Although its characters, dialogue and story were all strong and memorable, Grandia's real flash of inspiration was its battle system. Each character was placed along an "action line" at the bottom of the screen, and their icon moved along it at a pace corresponding to the character's speed. When they reached the end, an action could be performed - which would place them back on the line at an earlier point, depending on which action they had just used. Meanwhile, characters could run around during battles, with positioning being critical. These two innovations combined to make for a fast, dynamic and vastly enjoyable battle system which few other games have rivalled, even in recent years.

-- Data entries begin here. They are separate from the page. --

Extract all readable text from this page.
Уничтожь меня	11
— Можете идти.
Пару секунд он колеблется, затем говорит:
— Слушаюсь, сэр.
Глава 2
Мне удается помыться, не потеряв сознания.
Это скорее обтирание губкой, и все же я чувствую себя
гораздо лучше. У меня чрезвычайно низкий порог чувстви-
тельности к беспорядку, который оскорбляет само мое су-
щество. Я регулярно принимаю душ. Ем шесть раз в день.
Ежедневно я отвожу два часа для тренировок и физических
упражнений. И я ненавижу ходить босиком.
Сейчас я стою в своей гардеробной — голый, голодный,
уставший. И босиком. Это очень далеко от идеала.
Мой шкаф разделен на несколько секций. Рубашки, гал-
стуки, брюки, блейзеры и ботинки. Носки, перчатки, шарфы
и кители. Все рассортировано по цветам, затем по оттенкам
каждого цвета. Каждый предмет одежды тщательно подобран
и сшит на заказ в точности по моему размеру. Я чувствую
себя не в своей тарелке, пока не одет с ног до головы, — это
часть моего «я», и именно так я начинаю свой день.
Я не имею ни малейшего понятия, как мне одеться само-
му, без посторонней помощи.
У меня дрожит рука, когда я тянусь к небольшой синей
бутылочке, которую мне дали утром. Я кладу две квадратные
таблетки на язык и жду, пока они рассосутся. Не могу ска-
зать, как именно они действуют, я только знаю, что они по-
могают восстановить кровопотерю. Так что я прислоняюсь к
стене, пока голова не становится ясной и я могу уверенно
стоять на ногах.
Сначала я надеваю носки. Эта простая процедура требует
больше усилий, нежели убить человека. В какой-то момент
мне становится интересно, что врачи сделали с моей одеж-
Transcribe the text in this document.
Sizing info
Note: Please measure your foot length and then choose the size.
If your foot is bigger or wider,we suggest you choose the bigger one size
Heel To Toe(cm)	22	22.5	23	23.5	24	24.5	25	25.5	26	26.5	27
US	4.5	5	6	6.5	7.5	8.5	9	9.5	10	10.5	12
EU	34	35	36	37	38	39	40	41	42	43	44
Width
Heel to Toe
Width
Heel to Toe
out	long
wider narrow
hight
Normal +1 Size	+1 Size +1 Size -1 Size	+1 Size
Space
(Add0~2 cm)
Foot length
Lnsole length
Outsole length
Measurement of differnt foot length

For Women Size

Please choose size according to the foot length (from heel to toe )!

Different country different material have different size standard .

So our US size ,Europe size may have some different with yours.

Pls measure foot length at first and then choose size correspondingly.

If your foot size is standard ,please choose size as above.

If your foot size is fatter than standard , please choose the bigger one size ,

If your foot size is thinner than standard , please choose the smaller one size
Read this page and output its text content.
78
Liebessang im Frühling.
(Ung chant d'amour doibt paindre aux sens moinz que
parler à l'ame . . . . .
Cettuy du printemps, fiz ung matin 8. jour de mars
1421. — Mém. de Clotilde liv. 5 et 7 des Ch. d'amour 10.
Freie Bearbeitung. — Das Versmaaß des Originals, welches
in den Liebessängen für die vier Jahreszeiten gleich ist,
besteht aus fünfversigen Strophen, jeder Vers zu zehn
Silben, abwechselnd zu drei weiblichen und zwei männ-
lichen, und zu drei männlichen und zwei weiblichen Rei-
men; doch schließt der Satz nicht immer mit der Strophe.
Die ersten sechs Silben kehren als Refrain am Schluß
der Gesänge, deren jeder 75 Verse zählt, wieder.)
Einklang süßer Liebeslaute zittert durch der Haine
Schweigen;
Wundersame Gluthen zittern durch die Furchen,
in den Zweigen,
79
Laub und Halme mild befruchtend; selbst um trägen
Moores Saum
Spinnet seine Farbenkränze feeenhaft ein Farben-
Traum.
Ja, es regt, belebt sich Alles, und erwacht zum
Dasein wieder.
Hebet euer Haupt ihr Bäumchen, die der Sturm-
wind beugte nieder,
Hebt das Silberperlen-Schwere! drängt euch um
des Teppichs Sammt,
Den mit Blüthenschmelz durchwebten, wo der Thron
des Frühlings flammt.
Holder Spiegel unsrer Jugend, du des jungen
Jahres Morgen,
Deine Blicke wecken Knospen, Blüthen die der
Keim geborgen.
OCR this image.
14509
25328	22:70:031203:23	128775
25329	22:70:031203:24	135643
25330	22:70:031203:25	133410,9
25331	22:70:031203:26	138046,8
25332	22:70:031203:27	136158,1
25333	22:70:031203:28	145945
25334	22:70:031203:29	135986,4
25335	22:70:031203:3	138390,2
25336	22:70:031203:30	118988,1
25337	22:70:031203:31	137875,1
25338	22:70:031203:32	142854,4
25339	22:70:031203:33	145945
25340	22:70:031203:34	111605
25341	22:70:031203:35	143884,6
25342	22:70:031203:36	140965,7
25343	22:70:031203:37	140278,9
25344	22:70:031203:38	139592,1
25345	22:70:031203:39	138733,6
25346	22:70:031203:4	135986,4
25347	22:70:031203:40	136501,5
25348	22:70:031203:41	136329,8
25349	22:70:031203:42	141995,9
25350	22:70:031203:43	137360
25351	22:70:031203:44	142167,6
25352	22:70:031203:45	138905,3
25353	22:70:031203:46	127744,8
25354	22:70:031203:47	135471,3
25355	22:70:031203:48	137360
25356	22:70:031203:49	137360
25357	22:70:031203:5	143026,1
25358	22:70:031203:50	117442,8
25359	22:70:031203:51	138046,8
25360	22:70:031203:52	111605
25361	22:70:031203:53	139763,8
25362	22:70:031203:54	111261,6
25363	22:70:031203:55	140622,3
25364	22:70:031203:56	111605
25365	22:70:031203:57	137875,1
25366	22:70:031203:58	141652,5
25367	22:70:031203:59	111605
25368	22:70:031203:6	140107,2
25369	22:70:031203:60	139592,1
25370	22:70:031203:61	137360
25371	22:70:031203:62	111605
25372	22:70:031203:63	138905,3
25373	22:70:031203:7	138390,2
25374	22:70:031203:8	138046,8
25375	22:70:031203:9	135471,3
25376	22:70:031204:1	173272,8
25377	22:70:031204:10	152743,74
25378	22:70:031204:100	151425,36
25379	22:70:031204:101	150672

Graphically, Grandia is still a joy. Like a surprising number of our listed titles, it used 3D backdrops but stuck with beautifully drawn sprites for characters, monsters and NPCs. WIth the benefit of almost a decade of hindsight, this seems to have been the approach that worked best for PlayStation games in the long run. The system was more than capable of rendering simple, colourful backdrops effectively, but few games could deliver convincing, high qualitcharacters with such a low polygon count. Grandia's sprites, however, stand the test of time brilliantly.